In [4]:
import tensorflow as tf
import numpy as np
import pandas as pd
import matplotlib.pyplot as plt
from sklearn.metrics import classification_report, confusion_matrix
from sklearn.model_selection import train_test_split
from sklearn.preprocessing import LabelEncoder
from tensorflow.keras import regularizers
from imblearn.over_sampling import SMOTE
from scipy.interpolate import interp1d
from scipy.spatial.transform import Rotation

# 데이터 로드
data = pd.read_csv('./원본 데이터/transformed_train.csv')

# 라벨 인코딩
label_encoder = LabelEncoder()
data['activity'] = label_encoder.fit_transform(data['activity'])

# 데이터 정규화
mean = np.mean(data[['x-accl', 'y-accl', 'z-accl']], axis=0)
std = np.std(data[['x-accl', 'y-accl', 'z-accl']], axis=0)
data[['x-accl', 'y-accl', 'z-accl']] = (data[['x-accl', 'y-accl', 'z-accl']] - mean) / std

# 데이터 분할 (7:3 비율로 train/test 분할)
train_data, test_data = train_test_split(data, test_size=0.3, random_state=42, stratify=data['activity'])

# 시계열 데이터 증강 함수들
def time_warp(x, sigma=0.2, knot=4):
    orig_steps = np.arange(x.shape[0])
    random_warps = np.random.normal(loc=1.0, scale=sigma, size=(knot+2,))
    warp_steps = np.zeros(knot+2)
    warp_steps[0] = 0
    warp_steps[-1] = x.shape[0] - 1
    warp_steps[1:-1] = np.sort(np.random.randint(1, x.shape[0]-1, size=(knot,)))
    warper = interp1d(warp_steps, random_warps, bounds_error=False, fill_value='extrapolate')
    warped_steps = warper(orig_steps)
    return np.interp(orig_steps, warped_steps, x.T).T

def magnitude_warp(x, sigma=0.2, knot=4):
    orig_steps = np.arange(x.shape[0])
    random_warps = np.random.normal(loc=1.0, scale=sigma, size=(knot+2,))
    warp_steps = np.zeros(knot+2)
    warp_steps[0] = 0
    warp_steps[-1] = x.shape[0] - 1
    warp_steps[1:-1] = np.sort(np.random.randint(1, x.shape[0]-1, size=(knot,)))
    warper = interp1d(warp_steps, random_warps, bounds_error=False, fill_value='extrapolate')
    warped_steps = warper(orig_steps)
    return x * warped_steps[:, np.newaxis]

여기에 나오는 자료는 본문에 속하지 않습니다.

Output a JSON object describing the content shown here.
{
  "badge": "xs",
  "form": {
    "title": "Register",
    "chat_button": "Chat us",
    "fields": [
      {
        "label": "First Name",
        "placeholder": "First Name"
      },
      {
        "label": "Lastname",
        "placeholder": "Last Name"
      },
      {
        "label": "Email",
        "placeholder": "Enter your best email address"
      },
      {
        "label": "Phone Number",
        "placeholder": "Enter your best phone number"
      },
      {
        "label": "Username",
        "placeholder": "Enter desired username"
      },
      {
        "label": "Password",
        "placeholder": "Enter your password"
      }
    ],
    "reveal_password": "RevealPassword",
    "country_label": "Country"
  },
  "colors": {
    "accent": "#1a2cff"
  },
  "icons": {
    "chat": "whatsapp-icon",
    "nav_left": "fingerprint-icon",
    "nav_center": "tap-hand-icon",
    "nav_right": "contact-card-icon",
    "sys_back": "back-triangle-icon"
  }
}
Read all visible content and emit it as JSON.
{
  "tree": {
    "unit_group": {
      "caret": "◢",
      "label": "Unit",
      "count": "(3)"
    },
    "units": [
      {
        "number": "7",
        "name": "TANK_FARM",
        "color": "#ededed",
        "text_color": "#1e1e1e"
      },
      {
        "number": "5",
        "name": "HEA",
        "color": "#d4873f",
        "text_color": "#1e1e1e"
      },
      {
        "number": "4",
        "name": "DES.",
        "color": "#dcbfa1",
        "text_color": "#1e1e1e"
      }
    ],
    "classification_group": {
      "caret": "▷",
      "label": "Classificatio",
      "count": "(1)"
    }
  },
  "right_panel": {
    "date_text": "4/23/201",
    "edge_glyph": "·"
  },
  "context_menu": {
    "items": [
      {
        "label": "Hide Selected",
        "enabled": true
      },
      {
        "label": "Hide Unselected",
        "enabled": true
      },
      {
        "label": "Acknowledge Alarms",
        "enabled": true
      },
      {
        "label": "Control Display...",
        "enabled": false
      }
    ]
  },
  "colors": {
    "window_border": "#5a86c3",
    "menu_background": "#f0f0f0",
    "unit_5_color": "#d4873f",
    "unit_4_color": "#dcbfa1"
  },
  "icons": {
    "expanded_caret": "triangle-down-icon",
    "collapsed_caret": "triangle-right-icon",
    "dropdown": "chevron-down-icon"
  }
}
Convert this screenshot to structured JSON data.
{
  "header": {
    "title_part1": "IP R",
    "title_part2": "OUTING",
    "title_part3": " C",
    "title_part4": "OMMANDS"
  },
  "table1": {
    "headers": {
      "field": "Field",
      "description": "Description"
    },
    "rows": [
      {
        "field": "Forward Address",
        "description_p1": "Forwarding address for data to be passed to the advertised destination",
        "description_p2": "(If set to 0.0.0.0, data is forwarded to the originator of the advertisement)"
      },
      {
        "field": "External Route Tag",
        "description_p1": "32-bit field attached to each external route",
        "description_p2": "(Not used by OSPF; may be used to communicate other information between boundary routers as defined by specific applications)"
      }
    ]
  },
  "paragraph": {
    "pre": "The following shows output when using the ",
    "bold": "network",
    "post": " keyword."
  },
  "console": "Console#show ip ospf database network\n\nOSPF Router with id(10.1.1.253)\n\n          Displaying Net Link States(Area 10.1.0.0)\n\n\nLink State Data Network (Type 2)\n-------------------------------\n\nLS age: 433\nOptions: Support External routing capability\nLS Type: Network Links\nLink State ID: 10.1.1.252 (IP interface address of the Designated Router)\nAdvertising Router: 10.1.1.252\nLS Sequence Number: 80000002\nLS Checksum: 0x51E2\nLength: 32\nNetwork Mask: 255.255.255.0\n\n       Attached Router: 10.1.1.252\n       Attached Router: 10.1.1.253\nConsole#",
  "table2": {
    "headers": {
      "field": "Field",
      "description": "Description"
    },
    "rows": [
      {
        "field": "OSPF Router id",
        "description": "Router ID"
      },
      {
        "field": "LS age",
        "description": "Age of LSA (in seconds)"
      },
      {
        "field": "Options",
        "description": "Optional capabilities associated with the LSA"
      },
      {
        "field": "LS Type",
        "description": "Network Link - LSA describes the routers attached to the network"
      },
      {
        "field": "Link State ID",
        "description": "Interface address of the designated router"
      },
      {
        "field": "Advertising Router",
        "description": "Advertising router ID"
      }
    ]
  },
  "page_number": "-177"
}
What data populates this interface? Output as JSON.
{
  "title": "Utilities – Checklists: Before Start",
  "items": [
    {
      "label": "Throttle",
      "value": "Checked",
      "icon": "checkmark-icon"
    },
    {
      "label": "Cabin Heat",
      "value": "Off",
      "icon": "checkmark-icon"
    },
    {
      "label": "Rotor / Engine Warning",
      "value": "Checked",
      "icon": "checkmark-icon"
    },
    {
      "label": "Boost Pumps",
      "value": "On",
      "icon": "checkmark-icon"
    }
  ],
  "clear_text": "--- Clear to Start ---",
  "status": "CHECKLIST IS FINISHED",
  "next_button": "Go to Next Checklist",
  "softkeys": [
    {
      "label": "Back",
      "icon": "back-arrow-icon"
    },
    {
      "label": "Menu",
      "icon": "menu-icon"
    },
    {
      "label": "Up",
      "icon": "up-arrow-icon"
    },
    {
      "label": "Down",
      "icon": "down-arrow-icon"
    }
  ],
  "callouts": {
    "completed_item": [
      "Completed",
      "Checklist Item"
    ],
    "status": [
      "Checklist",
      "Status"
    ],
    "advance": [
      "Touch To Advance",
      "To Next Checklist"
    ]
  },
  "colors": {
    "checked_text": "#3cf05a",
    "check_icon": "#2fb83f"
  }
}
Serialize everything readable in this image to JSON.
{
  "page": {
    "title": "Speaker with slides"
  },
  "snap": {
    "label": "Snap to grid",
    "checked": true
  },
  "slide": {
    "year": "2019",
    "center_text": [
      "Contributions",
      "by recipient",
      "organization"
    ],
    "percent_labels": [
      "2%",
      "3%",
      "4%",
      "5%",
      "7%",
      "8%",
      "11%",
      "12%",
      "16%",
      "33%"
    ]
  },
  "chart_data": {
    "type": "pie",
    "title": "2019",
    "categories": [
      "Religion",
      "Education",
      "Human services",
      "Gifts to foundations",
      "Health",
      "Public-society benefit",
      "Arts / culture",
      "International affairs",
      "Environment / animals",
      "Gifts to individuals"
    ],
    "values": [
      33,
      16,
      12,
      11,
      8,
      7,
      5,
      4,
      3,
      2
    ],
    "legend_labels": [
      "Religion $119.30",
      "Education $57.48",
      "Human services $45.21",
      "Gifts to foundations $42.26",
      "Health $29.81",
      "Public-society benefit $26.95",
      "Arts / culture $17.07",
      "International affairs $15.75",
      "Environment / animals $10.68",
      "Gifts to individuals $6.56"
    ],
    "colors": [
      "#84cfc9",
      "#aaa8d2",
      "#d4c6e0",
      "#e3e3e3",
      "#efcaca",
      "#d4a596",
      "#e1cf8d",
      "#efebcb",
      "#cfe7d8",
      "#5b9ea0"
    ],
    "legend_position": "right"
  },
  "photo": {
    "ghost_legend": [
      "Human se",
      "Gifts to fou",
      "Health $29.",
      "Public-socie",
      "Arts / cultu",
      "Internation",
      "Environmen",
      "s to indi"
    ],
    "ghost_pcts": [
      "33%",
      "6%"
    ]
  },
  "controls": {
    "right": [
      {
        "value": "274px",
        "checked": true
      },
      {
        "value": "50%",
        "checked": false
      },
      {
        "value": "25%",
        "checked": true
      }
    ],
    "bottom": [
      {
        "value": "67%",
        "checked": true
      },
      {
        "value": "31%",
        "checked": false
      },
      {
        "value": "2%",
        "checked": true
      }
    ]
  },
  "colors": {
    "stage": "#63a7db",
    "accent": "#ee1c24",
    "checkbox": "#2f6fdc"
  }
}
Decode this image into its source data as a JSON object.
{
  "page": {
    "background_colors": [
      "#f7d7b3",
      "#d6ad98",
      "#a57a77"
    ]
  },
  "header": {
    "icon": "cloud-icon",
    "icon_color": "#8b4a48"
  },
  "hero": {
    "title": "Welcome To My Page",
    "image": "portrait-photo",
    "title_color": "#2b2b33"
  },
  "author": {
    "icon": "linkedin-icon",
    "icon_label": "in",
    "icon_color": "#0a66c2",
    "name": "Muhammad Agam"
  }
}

def window_slice(x, reduce_ratio=0.9):
    target_length = int(reduce_ratio * x.shape[0])
    if target_length >= x.shape[0]:
        return x
    starts = np.random.randint(low=0, high=x.shape[0] - target_length + 1)
    return x[starts:starts + target_length]

def jitter(x, sigma=0.05):
    return x + np.random.normal(loc=0., scale=sigma, size=x.shape)

def scaling(x, sigma=0.1):
    factor = np.random.normal(loc=1., scale=sigma, size=(x.shape[-1],))
    return x * factor

def rotation(x):
    axis = np.random.uniform(low=-1, high=1, size=3)
    angle = np.random.uniform(low=-np.pi, high=np.pi)
    rot = Rotation.from_rotvec(angle * axis)
    return rot.apply(x)


def augment_data(x, y):
    augmented_x = []
    augmented_y = []
    for i in range(len(x)):
        sample = x[i].reshape(-1, 3)  # reshape to (n_features/3, 3)
        label = y[i]
        
        augmented_x.append(sample.flatten())
        augmented_y.append(label)

        # Time warping
        warped = time_warp(sample)
        augmented_x.append(warped.flatten())
        augmented_y.append(label)

        # Magnitude warping
        warped = magnitude_warp(sample)
        augmented_x.append(warped.flatten())
        augmented_y.append(label)

        # Window slicing
        sliced = window_slice(sample)
        if len(sliced) > 0:
            augmented_x.append(sliced.flatten())
            augmented_y.append(label)

        # Jittering
        jittered = jitter(sample)
        augmented_x.append(jittered.flatten())
        augmented_y.append(label)

        # Scaling
        scaled = scaling(sample)
        augmented_x.append(scaled.flatten())
        augmented_y.append(label)

        # Rotation
        rotated = rotation(sample)
        augmented_x.append(rotated.flatten())
        augmented_y.append(label)

    return np.array(augmented_x), np.array(augmented_y)


# 데이터 증강 적용
x_train = train_data.iloc[:, 2:].values
y_train = train_data['activity'].values
x_train = x_train.reshape(x_train.shape[0], -1)  # reshape to 2D
x_train_augmented, y_train_augmented = augment_data(x_train, y_train)

# SMOTE 적용 (데이터 불균형 해결)
smote = SMOTE(random_state=42)
x_train_resampled, y_train_resampled = smote.fit_resample(x_train_augmented, y_train_augmented)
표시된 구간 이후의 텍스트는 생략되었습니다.